Un certain lien de société unit les humains entre eux
La Déclaration de Lausanne lie l’importance que la justice règne dans la société humaine à la justice du Dieu créateur et mentionne le thème de l’image de Dieu pour conclure que « chaque être humain devrait être respecté, servi et non exploité »15.
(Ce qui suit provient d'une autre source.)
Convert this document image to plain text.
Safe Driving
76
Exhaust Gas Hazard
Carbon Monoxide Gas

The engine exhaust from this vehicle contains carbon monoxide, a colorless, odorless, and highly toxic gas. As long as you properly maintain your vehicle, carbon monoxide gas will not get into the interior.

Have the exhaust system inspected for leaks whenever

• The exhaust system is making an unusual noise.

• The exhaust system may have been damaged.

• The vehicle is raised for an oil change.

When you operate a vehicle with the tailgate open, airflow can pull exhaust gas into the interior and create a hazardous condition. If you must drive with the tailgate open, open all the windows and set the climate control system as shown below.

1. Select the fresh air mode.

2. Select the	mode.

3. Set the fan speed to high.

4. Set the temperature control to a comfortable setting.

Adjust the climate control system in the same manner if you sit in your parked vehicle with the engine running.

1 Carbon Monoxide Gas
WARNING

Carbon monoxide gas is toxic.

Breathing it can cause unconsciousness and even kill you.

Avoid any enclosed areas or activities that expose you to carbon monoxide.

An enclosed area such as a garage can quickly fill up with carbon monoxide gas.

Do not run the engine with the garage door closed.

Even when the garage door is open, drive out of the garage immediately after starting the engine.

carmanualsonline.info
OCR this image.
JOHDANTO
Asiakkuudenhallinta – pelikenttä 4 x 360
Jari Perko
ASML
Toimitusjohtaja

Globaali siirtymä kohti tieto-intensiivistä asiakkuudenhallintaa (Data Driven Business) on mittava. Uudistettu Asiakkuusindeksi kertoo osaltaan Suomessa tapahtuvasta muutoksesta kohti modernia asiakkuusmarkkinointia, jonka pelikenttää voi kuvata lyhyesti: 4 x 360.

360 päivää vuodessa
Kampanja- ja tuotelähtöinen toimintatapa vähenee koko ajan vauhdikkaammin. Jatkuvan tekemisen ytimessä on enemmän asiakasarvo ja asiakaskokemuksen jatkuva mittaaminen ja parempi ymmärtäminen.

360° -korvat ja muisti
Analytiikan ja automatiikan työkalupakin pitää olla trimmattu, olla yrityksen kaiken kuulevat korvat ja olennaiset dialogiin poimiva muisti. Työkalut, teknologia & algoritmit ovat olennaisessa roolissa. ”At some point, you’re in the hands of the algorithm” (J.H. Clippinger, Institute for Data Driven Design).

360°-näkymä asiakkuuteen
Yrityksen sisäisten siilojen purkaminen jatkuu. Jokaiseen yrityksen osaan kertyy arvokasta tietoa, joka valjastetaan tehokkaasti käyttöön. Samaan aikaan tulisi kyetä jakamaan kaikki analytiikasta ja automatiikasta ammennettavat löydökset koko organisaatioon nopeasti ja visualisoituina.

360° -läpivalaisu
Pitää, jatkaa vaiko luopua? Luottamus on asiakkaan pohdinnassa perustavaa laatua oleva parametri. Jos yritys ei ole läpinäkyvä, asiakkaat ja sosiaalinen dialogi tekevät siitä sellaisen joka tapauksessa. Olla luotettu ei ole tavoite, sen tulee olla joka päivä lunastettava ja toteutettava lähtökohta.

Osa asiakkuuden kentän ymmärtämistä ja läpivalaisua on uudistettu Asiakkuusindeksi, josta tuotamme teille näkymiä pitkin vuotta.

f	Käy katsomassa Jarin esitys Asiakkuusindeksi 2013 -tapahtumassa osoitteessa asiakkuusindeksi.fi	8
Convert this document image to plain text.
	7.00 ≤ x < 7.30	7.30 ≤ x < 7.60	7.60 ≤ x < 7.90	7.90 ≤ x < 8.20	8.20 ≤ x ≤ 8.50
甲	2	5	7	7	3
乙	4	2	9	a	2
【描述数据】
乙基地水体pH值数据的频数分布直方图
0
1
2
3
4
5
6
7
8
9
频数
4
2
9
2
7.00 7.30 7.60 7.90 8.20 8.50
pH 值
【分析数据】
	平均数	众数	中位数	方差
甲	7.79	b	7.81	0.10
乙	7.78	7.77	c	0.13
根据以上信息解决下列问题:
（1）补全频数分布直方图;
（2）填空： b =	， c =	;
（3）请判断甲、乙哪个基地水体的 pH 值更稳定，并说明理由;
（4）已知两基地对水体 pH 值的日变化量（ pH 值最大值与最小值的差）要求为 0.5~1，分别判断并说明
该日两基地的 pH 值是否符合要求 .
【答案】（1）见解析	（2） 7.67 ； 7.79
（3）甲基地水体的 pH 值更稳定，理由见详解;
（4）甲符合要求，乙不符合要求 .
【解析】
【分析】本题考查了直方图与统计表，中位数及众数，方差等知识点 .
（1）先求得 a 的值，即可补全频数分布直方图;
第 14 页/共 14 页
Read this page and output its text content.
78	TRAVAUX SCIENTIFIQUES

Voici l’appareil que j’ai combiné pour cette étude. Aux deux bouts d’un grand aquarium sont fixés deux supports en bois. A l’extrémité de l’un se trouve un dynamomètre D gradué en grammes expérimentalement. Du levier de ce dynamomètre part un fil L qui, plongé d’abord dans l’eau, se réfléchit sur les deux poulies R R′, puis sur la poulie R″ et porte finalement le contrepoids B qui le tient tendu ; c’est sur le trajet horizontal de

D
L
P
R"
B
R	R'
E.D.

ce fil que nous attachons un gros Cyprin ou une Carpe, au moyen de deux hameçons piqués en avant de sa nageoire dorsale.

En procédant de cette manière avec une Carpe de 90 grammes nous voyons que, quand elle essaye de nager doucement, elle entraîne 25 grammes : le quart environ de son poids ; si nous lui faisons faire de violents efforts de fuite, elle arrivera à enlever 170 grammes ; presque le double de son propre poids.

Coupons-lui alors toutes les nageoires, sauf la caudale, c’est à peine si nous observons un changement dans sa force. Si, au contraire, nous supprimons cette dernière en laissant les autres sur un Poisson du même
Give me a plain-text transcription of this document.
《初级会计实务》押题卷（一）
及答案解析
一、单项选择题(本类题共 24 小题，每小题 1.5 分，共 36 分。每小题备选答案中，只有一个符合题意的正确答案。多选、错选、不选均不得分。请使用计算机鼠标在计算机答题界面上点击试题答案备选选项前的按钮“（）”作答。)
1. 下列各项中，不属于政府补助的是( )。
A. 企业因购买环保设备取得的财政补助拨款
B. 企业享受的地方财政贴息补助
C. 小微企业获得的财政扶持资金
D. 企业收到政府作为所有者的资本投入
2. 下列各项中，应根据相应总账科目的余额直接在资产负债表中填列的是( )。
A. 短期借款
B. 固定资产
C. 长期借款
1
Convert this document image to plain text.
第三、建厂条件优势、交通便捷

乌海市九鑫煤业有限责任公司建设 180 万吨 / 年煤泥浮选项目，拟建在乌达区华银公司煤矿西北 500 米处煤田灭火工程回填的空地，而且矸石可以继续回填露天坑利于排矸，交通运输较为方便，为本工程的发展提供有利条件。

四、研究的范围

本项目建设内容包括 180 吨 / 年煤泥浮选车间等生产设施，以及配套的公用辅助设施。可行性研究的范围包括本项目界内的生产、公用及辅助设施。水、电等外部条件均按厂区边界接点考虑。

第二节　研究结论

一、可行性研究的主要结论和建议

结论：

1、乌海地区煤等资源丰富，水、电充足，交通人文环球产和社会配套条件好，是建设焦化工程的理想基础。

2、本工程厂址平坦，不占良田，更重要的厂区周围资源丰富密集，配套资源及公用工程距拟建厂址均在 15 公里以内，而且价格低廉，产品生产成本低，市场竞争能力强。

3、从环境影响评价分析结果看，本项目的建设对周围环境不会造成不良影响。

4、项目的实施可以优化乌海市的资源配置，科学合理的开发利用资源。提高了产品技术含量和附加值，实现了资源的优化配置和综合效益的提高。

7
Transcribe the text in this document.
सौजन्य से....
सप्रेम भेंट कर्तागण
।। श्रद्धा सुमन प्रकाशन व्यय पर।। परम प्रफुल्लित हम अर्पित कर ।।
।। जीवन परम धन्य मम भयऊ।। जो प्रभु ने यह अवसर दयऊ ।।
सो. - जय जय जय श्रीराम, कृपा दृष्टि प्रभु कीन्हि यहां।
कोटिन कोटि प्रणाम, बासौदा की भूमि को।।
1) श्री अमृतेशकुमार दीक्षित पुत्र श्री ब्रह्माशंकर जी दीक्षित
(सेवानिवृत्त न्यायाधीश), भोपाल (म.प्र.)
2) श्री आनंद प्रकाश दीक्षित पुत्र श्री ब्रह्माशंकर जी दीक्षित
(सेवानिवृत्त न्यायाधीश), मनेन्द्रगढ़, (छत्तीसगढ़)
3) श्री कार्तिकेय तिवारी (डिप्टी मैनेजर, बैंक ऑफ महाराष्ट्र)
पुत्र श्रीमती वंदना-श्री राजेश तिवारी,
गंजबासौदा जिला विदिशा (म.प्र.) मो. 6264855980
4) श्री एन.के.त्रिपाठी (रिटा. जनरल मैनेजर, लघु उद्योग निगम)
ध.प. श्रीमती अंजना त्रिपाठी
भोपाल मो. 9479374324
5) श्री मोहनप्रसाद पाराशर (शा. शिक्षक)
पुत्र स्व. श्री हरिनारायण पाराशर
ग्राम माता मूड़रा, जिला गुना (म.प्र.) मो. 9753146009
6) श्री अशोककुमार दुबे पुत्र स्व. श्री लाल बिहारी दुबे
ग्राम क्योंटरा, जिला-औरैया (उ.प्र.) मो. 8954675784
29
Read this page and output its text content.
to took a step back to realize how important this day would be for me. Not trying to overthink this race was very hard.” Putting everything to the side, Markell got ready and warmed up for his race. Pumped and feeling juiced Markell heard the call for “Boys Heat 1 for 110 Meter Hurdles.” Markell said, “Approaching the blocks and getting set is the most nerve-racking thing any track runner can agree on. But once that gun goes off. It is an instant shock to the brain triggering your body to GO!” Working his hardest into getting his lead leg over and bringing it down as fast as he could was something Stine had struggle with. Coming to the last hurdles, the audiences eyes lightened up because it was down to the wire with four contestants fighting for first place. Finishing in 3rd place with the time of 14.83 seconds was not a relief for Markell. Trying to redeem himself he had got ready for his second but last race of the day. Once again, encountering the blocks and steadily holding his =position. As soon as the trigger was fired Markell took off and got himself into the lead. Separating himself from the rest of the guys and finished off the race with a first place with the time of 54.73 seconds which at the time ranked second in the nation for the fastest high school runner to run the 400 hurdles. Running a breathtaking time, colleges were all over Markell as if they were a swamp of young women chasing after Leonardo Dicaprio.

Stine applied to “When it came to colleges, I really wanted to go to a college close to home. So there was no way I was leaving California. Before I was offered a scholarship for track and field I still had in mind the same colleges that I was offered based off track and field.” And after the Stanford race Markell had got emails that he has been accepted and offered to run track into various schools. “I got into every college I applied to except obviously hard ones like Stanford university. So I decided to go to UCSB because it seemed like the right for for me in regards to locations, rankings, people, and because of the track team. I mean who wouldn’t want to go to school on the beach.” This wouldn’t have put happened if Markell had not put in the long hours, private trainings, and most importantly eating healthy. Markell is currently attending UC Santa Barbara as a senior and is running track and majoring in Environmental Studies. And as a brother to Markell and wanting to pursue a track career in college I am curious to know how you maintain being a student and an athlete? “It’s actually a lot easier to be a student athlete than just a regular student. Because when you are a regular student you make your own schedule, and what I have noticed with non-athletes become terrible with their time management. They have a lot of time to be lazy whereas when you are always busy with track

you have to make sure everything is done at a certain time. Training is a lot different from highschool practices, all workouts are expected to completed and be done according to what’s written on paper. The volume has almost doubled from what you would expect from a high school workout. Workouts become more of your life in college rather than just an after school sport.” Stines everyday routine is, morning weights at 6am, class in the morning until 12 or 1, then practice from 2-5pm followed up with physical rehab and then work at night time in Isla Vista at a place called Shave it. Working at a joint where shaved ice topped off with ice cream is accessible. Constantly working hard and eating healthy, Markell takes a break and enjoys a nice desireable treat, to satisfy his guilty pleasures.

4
Les leçons de Calvin sur le livre d’Ezéchiel posent une thèse très simple, mais capitale, qui permet de prolonger la méditation sur le lien entre création et justice : « Dieu a conjoint les hommes ensemble par un certain lien de société […]. »16 Autrement dit : les humains créés en image de Dieu sont incorporés à des structures organiques qui trouvent une place importante dans la vision biblique du monde et qui proviennent de Dieu. A cet égard, nous pouvons souligner la vérité de l’unité du genre humain, issu d’un seul comme le rappelle l’apôtre (Ac 17.26), et qui autorise à considérer mon prochain comme étant mon « frère en humanité » (cf. Gn 9.5)17. Nous pouvons également souligner avec l’Engagement du Cap la valeur de la diversité ethnique18 ou de structures comme la cité.
Rechercher le bien commun des corps sociaux, auxquels nous appartenons, en fonction de la place qui y est la nôtre19, et le bien particulier des personnes à qui Dieu nous a plus particulièrement unis, revient à faire œuvre de justice parce que c’est ce que nous devons aux structures organiques auxquelles nous appartenons et à celui que la Bible appelle notre prochain. Notre vie n’est pas une simple somme de relations contractuelles avec d’autres individus : nous sommes des êtres relationnels et sociaux. Le Manifeste de Manille se soucie donc, à bon droit, du fait que
fréquemment aussi, le péché dégénère en comportement antisocial, en exploitation d’autrui et en dilapidation des ressources de la planète dont Dieu a remis la gérance aux hommes et aux femmes20.
Nous sommes liés organiquement les uns aux autres pour le meilleur et pour le pire.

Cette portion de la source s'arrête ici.